最終的に井上師は「ひなたぼっこの祈り」(観想の極致)におのずとたどりついたのでしょう。その際に、やむにやまれぬほどに真摯な幼きイエスの聖テレーズへの憧れや、若き日のカルメル修道会での祈りの試行錯誤が彼の心の奥底を鍛え上げたことを否定することはできないはずです。様々な経緯を経てこそ、ほんものの祈りの奥深さが熟成したのだと言えましょう。遠藤周作が『沈黙』のなかで目指していた「陽だまりの匂い」とも重なる境地(スコセッシ監督が映画『沈黙』のなかで見事な映像表現で描写していました)としての井上師の「ひなたぼっこの祈り」の尊さを、『キリスト教がよくわかる本』(PHP研究所、1997年)を読むことで理解した筆者も激しく心をゆさぶられたことを懐かしく想い出します。なぜならば、1968年当時、港区の船員病院で、わずか1200グラムの未熟児として生まれて四ヶ月以上も集中治療室の保育器のなかで育ち、人生のいかなる荒波にも打ち勝って強く生きて学問を究めるべく定められ、先祖の阿倍仲麻呂(698-770年、奈良時代の遣唐留学生、大唐帝国の秘書監兼衛尉卿、鎮南都護・安南節度使)の名前を襲名することとなった筆者にとって、ようやく家族のもとに迎えられる際に父母は郊外に新居を構えて「サンルーム」(陽当たりのよい憩いの部屋)を設えてくれたことを感謝の念とともに体感しているからです。過去に、幼い筆者もおのずと「ひなたぼっこの祈り」を捧げていたのだろうと、いまにして思い至ります。あたたかい陽射しにつつまれて、活かされていることのよろこびのまっただなかで、ただひたすら無心になって、そこにたたずむだけ、というしあわせな感触こそが「祈りの極致」(観想)なのでしょう。
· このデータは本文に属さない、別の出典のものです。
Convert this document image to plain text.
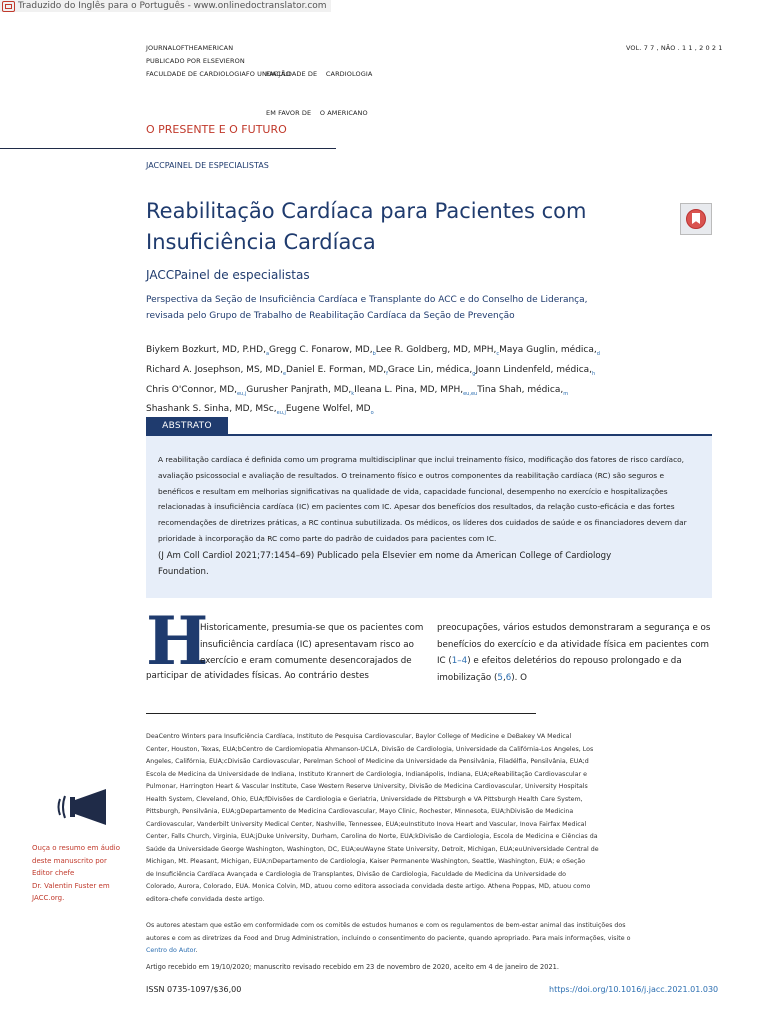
Traduzido do Inglês para o Português - www.onlinedoctranslator.com
JOURNALOFTHEAMERICAN
PUBLICADO POR ELSEVIERON
FACULDADE DE CARDIOLOGIAFO UNDAÇÃO

FACULDADE DE    CARDIOLOGIA

EM FAVOR DE    O AMERICANO

VOL. 7 7 , NÃO . 1 1 , 2 0 2 1
O PRESENTE E O FUTURO
JACCPAINEL DE ESPECIALISTAS
Reabilitação Cardíaca para Pacientes com
Insuficiência Cardíaca
JACCPainel de especialistas
Perspectiva da Seção de Insuficiência Cardíaca e Transplante do ACC e do Conselho de Liderança,
revisada pelo Grupo de Trabalho de Reabilitação Cardíaca da Seção de Prevenção
Biykem Bozkurt, MD, $P.HD,_aGregg$ C. Fonarow, $MD,_bLee$ R. Goldberg, MD, $MPH,_cMaya$ Guglin, $médica,_d$
Richard A. Josephson, MS, $MD,_eDaniel$ E. Forman, $MD,_fGrace$ Lin, $médica,_gJoann$ Lindenfeld, $médica,_h$
Chris O'Connor, $MD,_{eu,j}Gurusher$ Panjrath, $MD,_kIleana$ L. Pina, MD, $MPH,_{eu,eu}Tina$ Shah, $médica,_m$
Shashank S. Sinha, MD, $MSc,_{eu,j}Eugene$ Wolfel, $MD_o$
ABSTRATO
A reabilitação cardíaca é definida como um programa multidisciplinar que inclui treinamento físico, modificação dos fatores de risco cardíaco,
avaliação psicossocial e avaliação de resultados. O treinamento físico e outros componentes da reabilitação cardíaca (RC) são seguros e
benéficos e resultam em melhorias significativas na qualidade de vida, capacidade funcional, desempenho no exercício e hospitalizações
relacionadas à insuficiência cardíaca (IC) em pacientes com IC. Apesar dos benefícios dos resultados, da relação custo-eficácia e das fortes
recomendações de diretrizes práticas, a RC continua subutilizada. Os médicos, os líderes dos cuidados de saúde e os financiadores devem dar
prioridade à incorporação da RC como parte do padrão de cuidados para pacientes com IC.
(J Am Coll Cardiol 2021;77:1454–69) Publicado pela Elsevier em nome da American College of Cardiology
Foundation.
H
Historicamente, presumia-se que os pacientes com
insuficiência cardíaca (IC) apresentavam risco ao
exercício e eram comumente desencorajados de
participar de atividades físicas. Ao contrário destes
preocupações, vários estudos demonstraram a segurança e os
benefícios do exercício e da atividade física em pacientes com
IC (1–4) e efeitos deletérios do repouso prolongado e da
imobilização (5,6). O
DeaCentro Winters para Insuficiência Cardíaca, Instituto de Pesquisa Cardiovascular, Baylor College of Medicine e DeBakey VA Medical
Center, Houston, Texas, EUA;bCentro de Cardiomiopatia Ahmanson-UCLA, Divisão de Cardiologia, Universidade da Califórnia-Los Angeles, Los
Angeles, Califórnia, EUA;cDivisão Cardiovascular, Perelman School of Medicine da Universidade da Pensilvânia, Filadélfia, Pensilvânia, EUA;d
Escola de Medicina da Universidade de Indiana, Instituto Krannert de Cardiologia, Indianápolis, Indiana, EUA;eReabilitação Cardiovascular e
Pulmonar, Harrington Heart & Vascular Institute, Case Western Reserve University, Divisão de Medicina Cardiovascular, University Hospitals
Health System, Cleveland, Ohio, EUA;fDivisões de Cardiologia e Geriatria, Universidade de Pittsburgh e VA Pittsburgh Health Care System,
Pittsburgh, Pensilvânia, EUA;gDepartamento de Medicina Cardiovascular, Mayo Clinic, Rochester, Minnesota, EUA;hDivisão de Medicina
Cardiovascular, Vanderbilt University Medical Center, Nashville, Tennessee, EUA;euInstituto Inova Heart and Vascular, Inova Fairfax Medical
Center, Falls Church, Virginia, EUA;jDuke University, Durham, Carolina do Norte, EUA;kDivisão de Cardiologia, Escola de Medicina e Ciências da
Saúde da Universidade George Washington, Washington, DC, EUA;euWayne State University, Detroit, Michigan, EUA;euUniversidade Central de
Michigan, Mt. Pleasant, Michigan, EUA;nDepartamento de Cardiologia, Kaiser Permanente Washington, Seattle, Washington, EUA; e oSeção
de Insuficiência Cardíaca Avançada e Cardiologia de Transplantes, Divisão de Cardiologia, Faculdade de Medicina da Universidade do
Colorado, Aurora, Colorado, EUA. Monica Colvin, MD, atuou como editora associada convidada deste artigo. Athena Poppas, MD, atuou como
editora-chefe convidada deste artigo.
Os autores atestam que estão em conformidade com os comitês de estudos humanos e com os regulamentos de bem-estar animal das instituições dos
autores e com as diretrizes da Food and Drug Administration, incluindo o consentimento do paciente, quando apropriado. Para mais informações, visite o
Centro do Autor.
Artigo recebido em 19/10/2020; manuscrito revisado recebido em 23 de novembro de 2020, aceito em 4 de janeiro de 2021.
ISSN 0735-1097/$36,00	https://doi.org/10.1016/j.jacc.2021.01.030
Ouça o resumo em áudio
deste manuscrito por
Editor chefe
Dr. Valentin Fuster em
JACC.org.
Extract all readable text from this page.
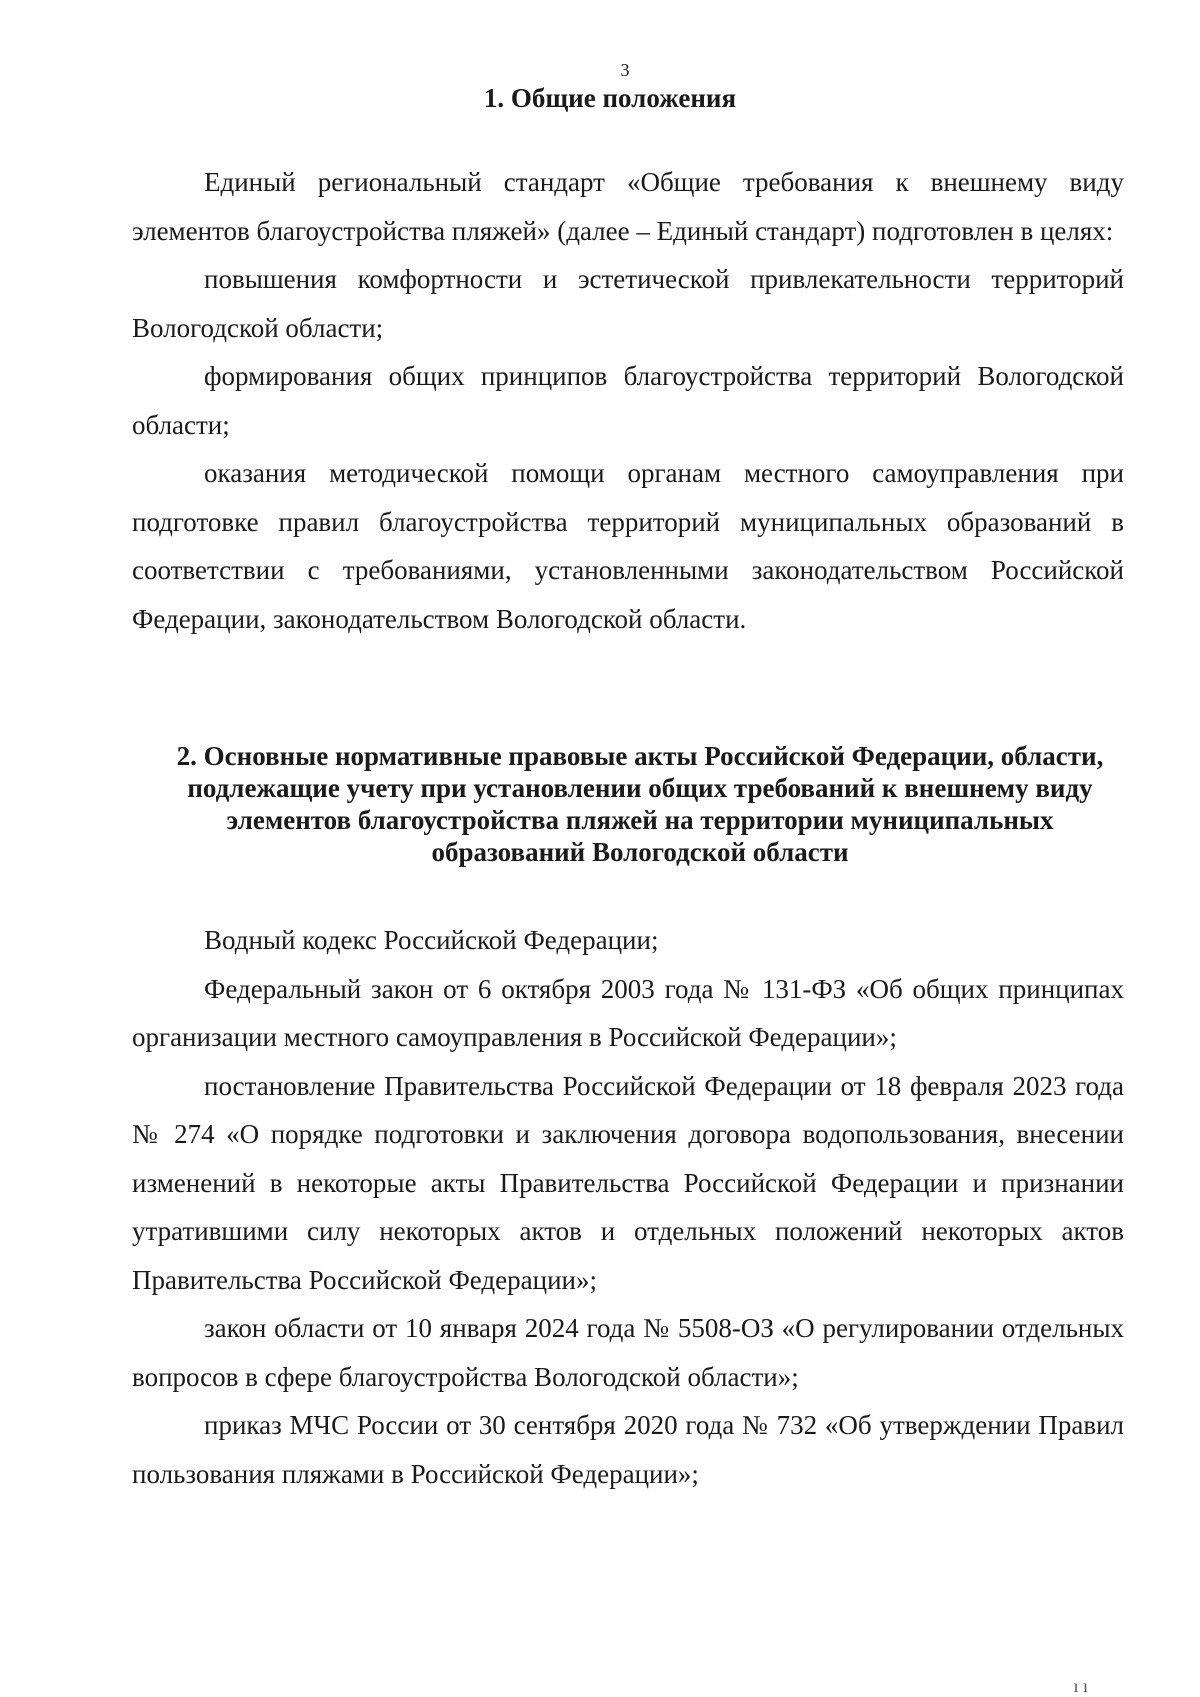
3
1. Общие положения

Единый региональный стандарт «Общие требования к внешнему виду элементов благоустройства пляжей» (далее – Единый стандарт) подготовлен в целях:

повышения комфортности и эстетической привлекательности территорий Вологодской области;

формирования общих принципов благоустройства территорий Вологодской области;

оказания методической помощи органам местного самоуправления при подготовке правил благоустройства территорий муниципальных образований в соответствии с требованиями, установленными законодательством Российской Федерации, законодательством Вологодской области.

2. Основные нормативные правовые акты Российской Федерации, области, подлежащие учету при установлении общих требований к внешнему виду элементов благоустройства пляжей на территории муниципальных образований Вологодской области

Водный кодекс Российской Федерации;

Федеральный закон от 6 октября 2003 года № 131-ФЗ «Об общих принципах организации местного самоуправления в Российской Федерации»;

постановление Правительства Российской Федерации от 18 февраля 2023 года № 274 «О порядке подготовки и заключения договора водопользования, внесении изменений в некоторые акты Правительства Российской Федерации и признании утратившими силу некоторых актов и отдельных положений некоторых актов Правительства Российской Федерации»;

закон области от 10 января 2024 года № 5508-ОЗ «О регулировании отдельных вопросов в сфере благоустройства Вологодской области»;

приказ МЧС России от 30 сентября 2020 года № 732 «Об утверждении Правил пользования пляжами в Российской Федерации»;

ı ı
そして、最晩年の井上師は「南無アッバ」という叫びの祈りを唱えることで自我意識から解放されて「無心の余白」の内奥におのずと分け入り「祈りそのものの現成」として、現世の人生を過ぎ越して慈愛深い神の懐へと進みつづけているのだと、いまの時点では述べておきましょう。神の懐において安らかに憩う井上師と直接まみえる日に、ほんとうのところを聴きながら学びを深めることにいたします。

感謝のうちに、栄光は御父と御子と御霊(聖霊)に、初めにありしごとく、いまもいつも代々に至るまで、アーメン。